Prajurit-prajurit Tentara Merah membawa peralatan gereja keluar dari Biara Simonov di Moskow, 1923.

Kaum Bolshevik membuat banyak poster propaganda antiagama. Dalam poster-poster tersebut, para pendeta digambarkan sebagai sosok yang gemuk dan menjijikkan, mengenakan jubah dan berjanggut panjang, dan dituduh membuat orang-orang bodoh. Banyak gereja dan tempat ibadah ditutup dan diubah menjadi bangunan untuk tujuan ekonomi. Tak hanya itu, barang-barang suci yang berharga disita dari gereja demi “kebutuhan orang-orang yang kelaparan”. Misalnya, barang-barang ritual yang terbuat dari logam mulia serta lonceng gereja dilebur untuk membuat senjata dan amunisi bagi Tentara Merah.

2. Buta Huruf

“Supaya punya lebih banyak, perlu menghasilkan lebih banyak.
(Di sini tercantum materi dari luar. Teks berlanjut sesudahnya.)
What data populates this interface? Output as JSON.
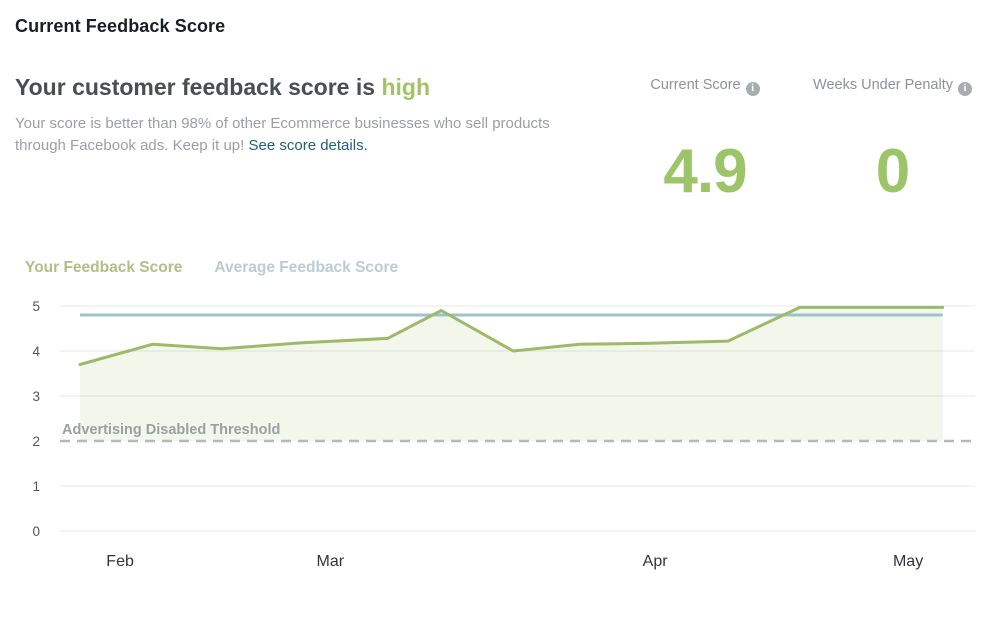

Supaya bisa menghasilkan lebih banyak, perlu tahu lebih banyak.”

Beberapa tahun sebelum Revolusi 1917, menurut sejumlah perkiraan, hanya 20 persen penduduk Rusia yang dapat membaca dan menulis. Kelas penguasa yang baru — kaum buruh dan tani — harus melek huruf dan dididik agar dapat berpartisipasi penuh dalam kehidupan sosial dan meningkatkan produktivitas mereka. Oleh karena itu, salah satu kampanye paling awal dan paling luas yang dilakukan oleh kaum Bolshevik adalah perang melawan buta huruf dan promosi pendidikan.

Kelas untuk menghilangkan buta huruf di Petrograd (sekarang Sankt Peterburg), 1920.

Pada tahun 1919, dekret yang mewajibkan seluruh penduduk, yang berusia 8—50 tahun, belajar membaca dan menulis dalam bahasa Rusia atau bahasa ibu mereka diterbitkan. Selain itu, guna memfasilitasi pembelajaran, kaum Bolshevik melakukan reformasi bahasa. Dalam 10 tahun, sekitar 10 juta orang diajarkan membaca dan menulis dan, seperti yang ditunjukkan oleh sensus 1926, sekitar 50 persen penduduk desa melek huruf; pada tahun 1939, hampir 90 persen dari seluruh penduduk sudah melek huruf.

3. Ketimpangan Sosial

Secara kolektif, semua untuk satu, dan satu untuk semua.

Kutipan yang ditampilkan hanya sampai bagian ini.